We're all living in Amerika, Amerika ist wunderbar
05 March 2022 | West Palm Beach, Riviera Beach City Marina
Alfred | Nice, sunny, windy and cool at night
Ja, wir haben es geschafft, sind mit unserem angeschlagenen Riss im Wantenspanner von Old Bahama die ca. 60 Seemeilen bis Florida gekommen. Ich wollte erst 'gesegelt' schreiben, aber das stimmt leider nicht. Nach anfänglichen kläglichen Versuchen, die Genua auszubaumen und so den genau von achtern wehenden Wind von 8 bis 10 Knoten besser einzufangen, mussten wir erkennen, dass es ohne Leichtwindsegel (wir haben einen Gennaker) nicht schneller als mit 4 Knoten vorangeht. Dieser Speed reicht aber nicht, um vor Einbruch der Dunkelheit die Einfahrt nach West Palm Beach zu erreichen, und so musste unser 40 PS Motor ran, mit dem wir das bei 6 Knoten Fahrt schaffen würden.
Den Golfstrom zu queren, kann ziemlich ruppig sein, wurde uns gesagt, und zwar bei Nordwind ab Bft. 4, vielleicht schon eher. Bestimmt schon eher, denn selbst unser Ostnordostwind erzeugte Wellen, die es in sich hatten. Ein heftiges Geschaukel, gut dass es keine Nachtfahrt war, denn Schlafen wäre unmöglich gewesen. Der Mast wurde schon ganz ordentlich belastet, und ich malte mir im Geiste immer wieder die Kräfte aus, die auf das Unterwant wirkten, beruhigte mich damit, dass es "nur" ein Unterwant war, und wir den Riss mit diversen Klemmen am Fortschreiten gehindert hatten.

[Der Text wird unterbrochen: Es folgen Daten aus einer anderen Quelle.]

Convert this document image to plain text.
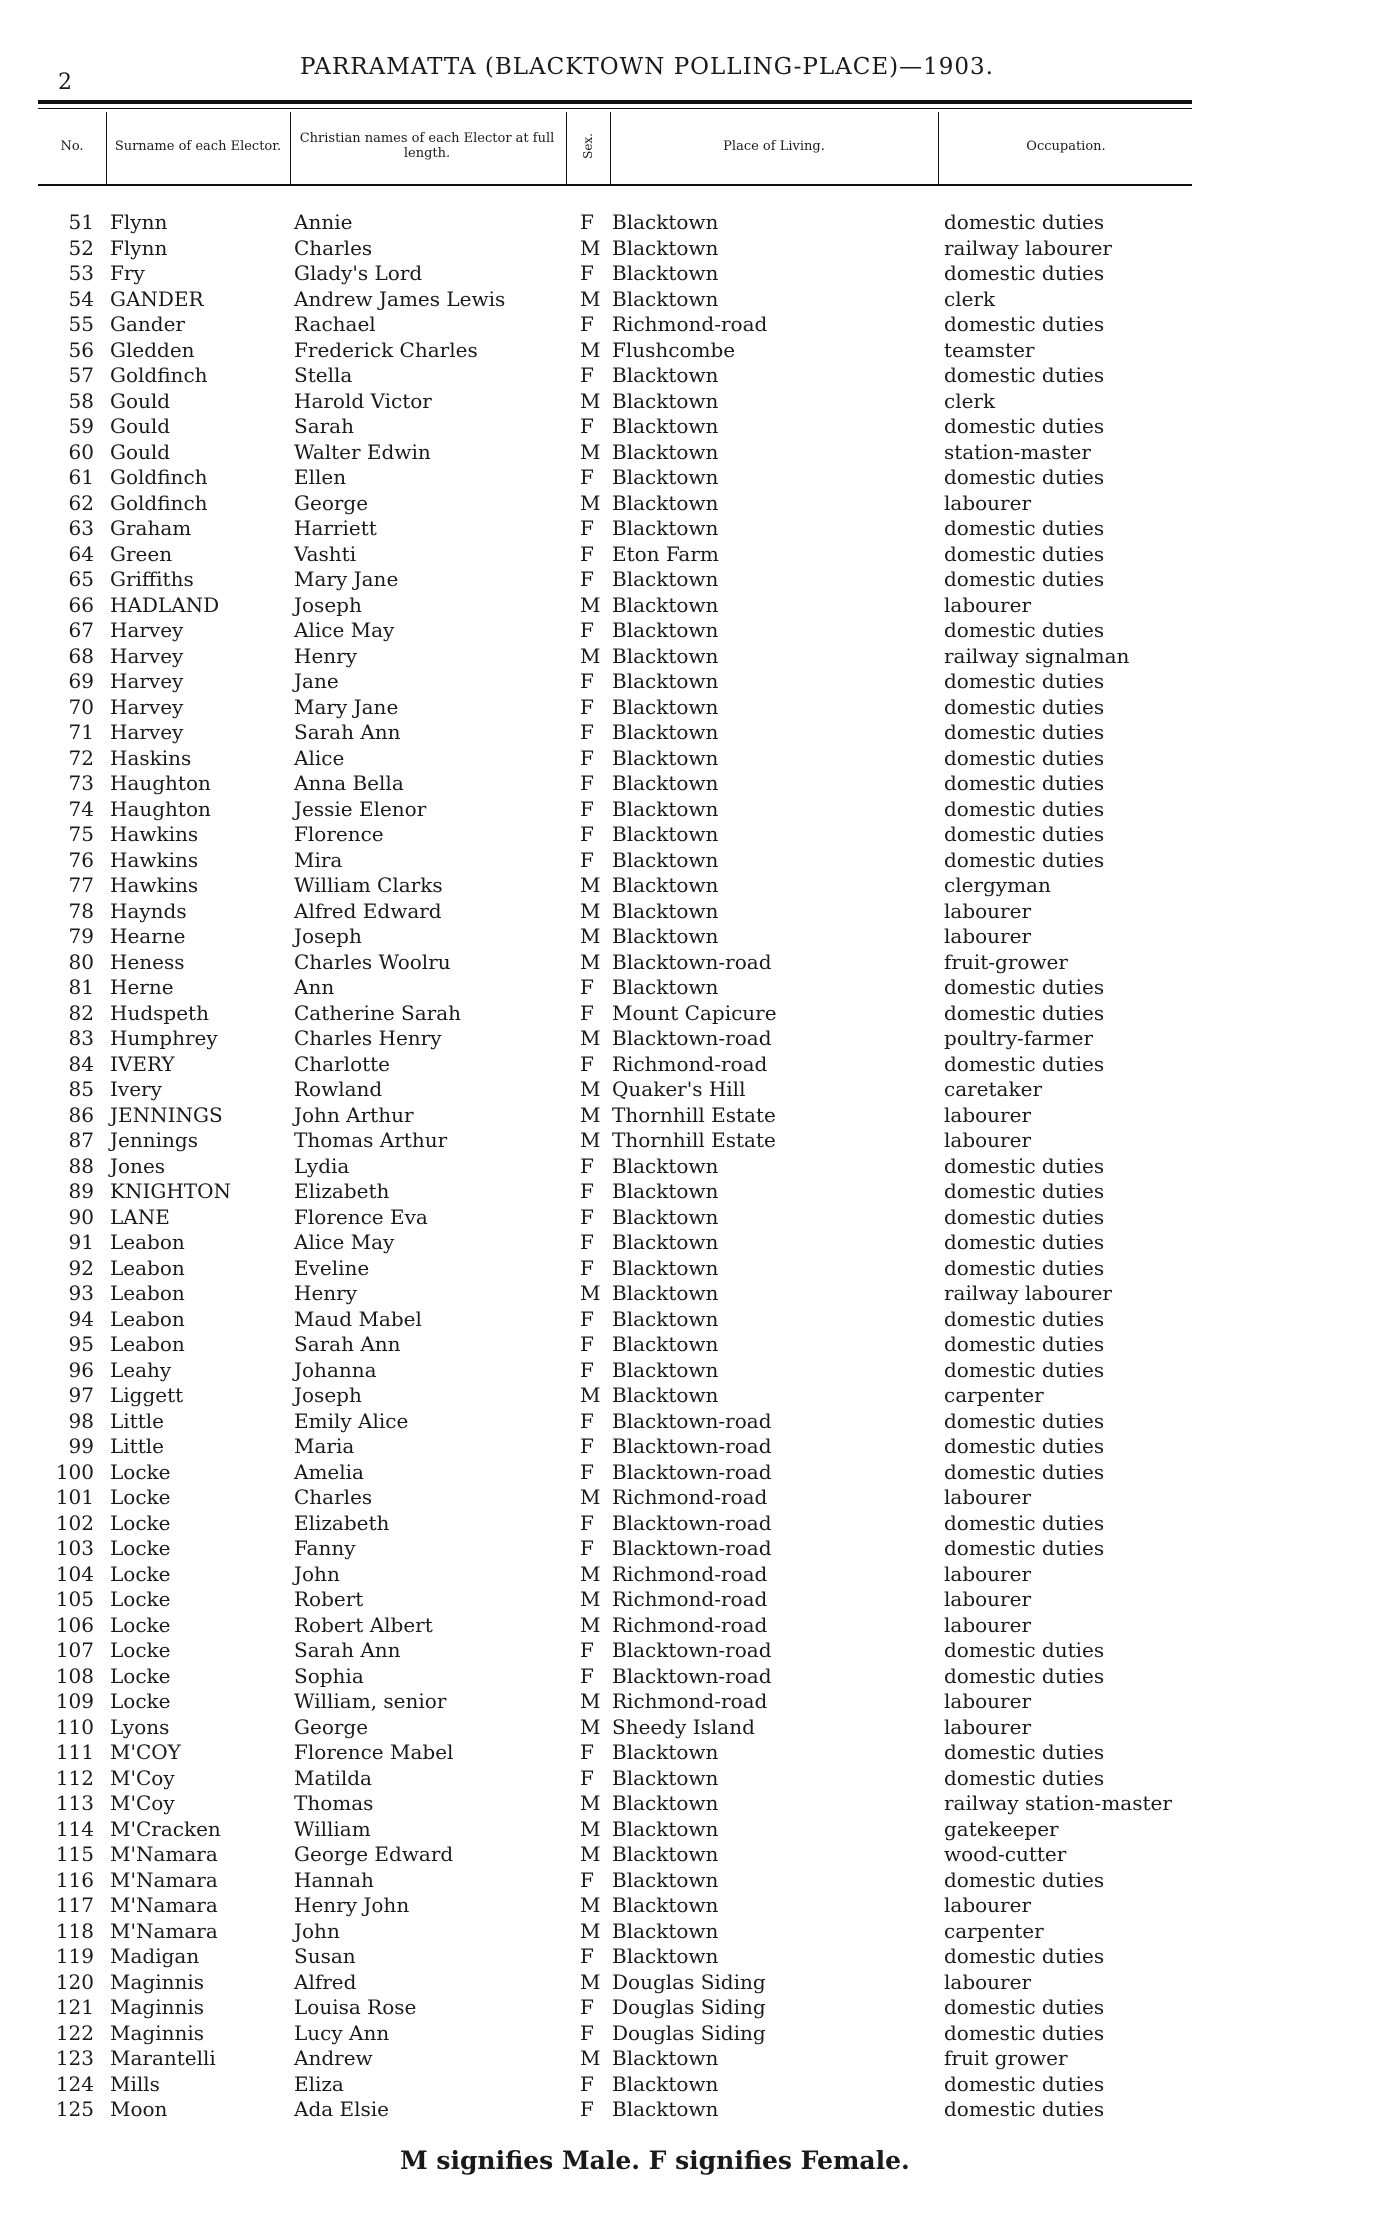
2
PARRAMATTA (BLACKTOWN POLLING-PLACE)—1903.
No.	Surname of each Elector.	Christian names of each Elector at full length.	Sex.	Place of Living.	Occupation.
51 Flynn	Annie	F Blacktown	domestic duties
52 Flynn	Charles	M Blacktown	railway labourer
53 Fry	Glady's Lord	F Blacktown	domestic duties
54 GANDER	Andrew James Lewis	M Blacktown	clerk
55 Gander	Rachael	F Richmond-road	domestic duties
56 Gledden	Frederick Charles	M Flushcombe	teamster
57 Goldfinch	Stella	F Blacktown	domestic duties
58 Gould	Harold Victor	M Blacktown	clerk
59 Gould	Sarah	F Blacktown	domestic duties
60 Gould	Walter Edwin	M Blacktown	station-master
61 Goldfinch	Ellen	F Blacktown	domestic duties
62 Goldfinch	George	M Blacktown	labourer
63 Graham	Harriett	F Blacktown	domestic duties
64 Green	Vashti	F Eton Farm	domestic duties
65 Griffiths	Mary Jane	F Blacktown	domestic duties
66 HADLAND	Joseph	M Blacktown	labourer
67 Harvey	Alice May	F Blacktown	domestic duties
68 Harvey	Henry	M Blacktown	railway signalman
69 Harvey	Jane	F Blacktown	domestic duties
70 Harvey	Mary Jane	F Blacktown	domestic duties
71 Harvey	Sarah Ann	F Blacktown	domestic duties
72 Haskins	Alice	F Blacktown	domestic duties
73 Haughton	Anna Bella	F Blacktown	domestic duties
74 Haughton	Jessie Elenor	F Blacktown	domestic duties
75 Hawkins	Florence	F Blacktown	domestic duties
76 Hawkins	Mira	F Blacktown	domestic duties
77 Hawkins	William Clarks	M Blacktown	clergyman
78 Haynds	Alfred Edward	M Blacktown	labourer
79 Hearne	Joseph	M Blacktown	labourer
80 Heness	Charles Woolru	M Blacktown-road	fruit-grower
81 Herne	Ann	F Blacktown	domestic duties
82 Hudspeth	Catherine Sarah	F Mount Capicure	domestic duties
83 Humphrey	Charles Henry	M Blacktown-road	poultry-farmer
84 IVERY	Charlotte	F Richmond-road	domestic duties
85 Ivery	Rowland	M Quaker's Hill	caretaker
86 JENNINGS	John Arthur	M Thornhill Estate	labourer
87 Jennings	Thomas Arthur	M Thornhill Estate	labourer
88 Jones	Lydia	F Blacktown	domestic duties
89 KNIGHTON	Elizabeth	F Blacktown	domestic duties
90 LANE	Florence Eva	F Blacktown	domestic duties
91 Leabon	Alice May	F Blacktown	domestic duties
92 Leabon	Eveline	F Blacktown	domestic duties
93 Leabon	Henry	M Blacktown	railway labourer
94 Leabon	Maud Mabel	F Blacktown	domestic duties
95 Leabon	Sarah Ann	F Blacktown	domestic duties
96 Leahy	Johanna	F Blacktown	domestic duties
97 Liggett	Joseph	M Blacktown	carpenter
98 Little	Emily Alice	F Blacktown-road	domestic duties
99 Little	Maria	F Blacktown-road	domestic duties
100 Locke	Amelia	F Blacktown-road	domestic duties
101 Locke	Charles	M Richmond-road	labourer
102 Locke	Elizabeth	F Blacktown-road	domestic duties
103 Locke	Fanny	F Blacktown-road	domestic duties
104 Locke	John	M Richmond-road	labourer
105 Locke	Robert	M Richmond-road	labourer
106 Locke	Robert Albert	M Richmond-road	labourer
107 Locke	Sarah Ann	F Blacktown-road	domestic duties
108 Locke	Sophia	F Blacktown-road	domestic duties
109 Locke	William, senior	M Richmond-road	labourer
110 Lyons	George	M Sheedy Island	labourer
111 M'COY	Florence Mabel	F Blacktown	domestic duties
112 M'Coy	Matilda	F Blacktown	domestic duties
113 M'Coy	Thomas	M Blacktown	railway station-master
114 M'Cracken	William	M Blacktown	gatekeeper
115 M'Namara	George Edward	M Blacktown	wood-cutter
116 M'Namara	Hannah	F Blacktown	domestic duties
117 M'Namara	Henry John	M Blacktown	labourer
118 M'Namara	John	M Blacktown	carpenter
119 Madigan	Susan	F Blacktown	domestic duties
120 Maginnis	Alfred	M Douglas Siding	labourer
121 Maginnis	Louisa Rose	F Douglas Siding	domestic duties
122 Maginnis	Lucy Ann	F Douglas Siding	domestic duties
123 Marantelli	Andrew	M Blacktown	fruit grower
124 Mills	Eliza	F Blacktown	domestic duties
125 Moon	Ada Elsie	F Blacktown	domestic duties
M signifies Male. F signifies Female.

Abgesehen von dem Geraffel, dass wir mit dem Setzen des Gennakers bei dem Geschaukel auf uns nehmen würden (mir war noch vom Aufbau des Ausbaumens der Genua ganz komisch), war das einfach keine Option: ich spielte im Geiste die Diskussion mit der Versicherung durch: " Also, Sie hatten also einen Riss im Unterwant, damit sind sie dann über den Golfstrom gesegelt und haben den Gennaker gesetzt. Dabei ist dann der Mast von oben gekommen, ist das so richtig?"
Als erstes sah man ein Hochhaus. Später dann weitere Bauten, eine Art Skyline. Anders als ein Landfall auf Dominika oder Grenada, oder der Dominikanischen Republik. Amerika eben. Trotzdem konnte ich mich eines intensiven Wohlgefühls, einer Mischung aus Stolz, Freude und Glück nicht entziehen, war ich bisher doch immer nur mit dem Kranich in das gelobte Land eingereist. "Cool" wäre das richtige Modewort. Amerika auf eigenem Kiel. Von Großenbrode aus.
Der Lake Worth Inlet erzeugte auch noch mal Respekt bei uns, denn die Strömung kann schon extrem sein. Das merkten wir dann beim Anlegen, uns wurde ein Seitenanleger an der Tankstelle zugewiesen, den wir zweimal mit der Strömung ansteuerten. Beide Male trieb das Heck sehr zügig vom Steg weg, zügiger jedenfalls, als uns hilfsbereite Segler am Steg halten konnten. Erst der dritte Versuch gegen die Strömung war erfolgreich.
Der Officer der CBP (U.S. Customs and Border Protection) am nächsten Morgen war super-freundlich, wir hatten alles perfekt vorher organisiert, und schon waren wir einklariert. Gelbe Quarantäne-Flagge noch schnell eingeholt und Entspannung total. Luxus in der Marina, und eine schnelle Organisation der Reparatur der Unterwant (Teile von X-Yachts, Austausch des Unterwants von einer lokalen Rigging-Firma). Wenn die 150 $/Nacht in der Marina nicht wären, wär alles prima. We're all living in Amerika, Amerika ist wunderbar.